Taprooted annual with stems completely covered with sharp bristles. Flowers single from upper leaf axils, bright yellow, about 1 inch across with 5 united petals, forming a 5-pointed star with 5 anthers protruding; the lowermost anther is elongated like a beak. The calyx is almost concealed by bristles. Blooms May–October. Leaves alternate on spiny stems, deeply lobed almost to midrib, the main lobes further lobed. Fruit a globe-shaped berry entirely covered by bristles that adhere to animals.
Similar species: There are 13 species in the genus Solanum recorded for Missouri. One is the common garden tomato, S. lycopersicum.
Height: to 2 feet.
Scattered nearly statewide.
Habitat and Conservation
Banks of streams and rivers, disturbed portions of upland prairies, pastures, farmyards, roadsides, and other open, disturbed places. Interestingly, even though this species is considered an introduced plant, a specimen of it was collected in about 1810 by Thomas Nuttall, one of the two earliest botanists to visit what is now Missouri.
Like other members of the nightshade family, this plant is probably toxic if eaten. The prickly spines on the foliage and fruits make any attempt to eat it unlikely. Livestock avoid the plant. Buffalo bur is considered undesirable in pastures.
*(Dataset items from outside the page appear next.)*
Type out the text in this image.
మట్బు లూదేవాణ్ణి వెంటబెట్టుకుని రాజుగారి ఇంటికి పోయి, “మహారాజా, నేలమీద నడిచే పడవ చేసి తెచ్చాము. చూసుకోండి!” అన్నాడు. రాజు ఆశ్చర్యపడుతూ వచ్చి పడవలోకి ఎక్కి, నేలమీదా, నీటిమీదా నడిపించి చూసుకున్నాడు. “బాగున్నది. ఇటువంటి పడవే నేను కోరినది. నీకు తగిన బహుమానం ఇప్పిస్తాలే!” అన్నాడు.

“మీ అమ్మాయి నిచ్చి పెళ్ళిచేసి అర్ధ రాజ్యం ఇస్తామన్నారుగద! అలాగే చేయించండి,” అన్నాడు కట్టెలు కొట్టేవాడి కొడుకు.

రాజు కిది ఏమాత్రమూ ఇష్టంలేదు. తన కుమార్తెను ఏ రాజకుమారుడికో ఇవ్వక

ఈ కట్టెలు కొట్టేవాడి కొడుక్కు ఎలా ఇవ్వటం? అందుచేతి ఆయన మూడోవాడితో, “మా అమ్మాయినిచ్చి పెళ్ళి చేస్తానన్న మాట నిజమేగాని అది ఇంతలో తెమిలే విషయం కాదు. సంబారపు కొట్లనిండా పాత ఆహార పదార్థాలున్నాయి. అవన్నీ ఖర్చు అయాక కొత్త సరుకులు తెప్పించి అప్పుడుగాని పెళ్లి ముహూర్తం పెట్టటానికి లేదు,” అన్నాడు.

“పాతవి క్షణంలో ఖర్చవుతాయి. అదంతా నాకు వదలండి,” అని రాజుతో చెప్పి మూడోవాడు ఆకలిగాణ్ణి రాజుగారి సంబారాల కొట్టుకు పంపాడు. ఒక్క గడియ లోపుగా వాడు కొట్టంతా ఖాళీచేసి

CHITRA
The feet of livestock (and people!) can be injured by the spiny prickles of these plants. Grazing animals’ mouths can be damaged by the spines, too. When the fruits become embedded in the fleece of sheep, it can injure the sheep and reduce the wool value.
The burlike prickles on the fruits cause them to become attached to animal fur. This enables them to be dispersed away from the parent plant. When the mature plant dries, it often breaks off at the base and rolls with the wind, dispersing seeds as it goes.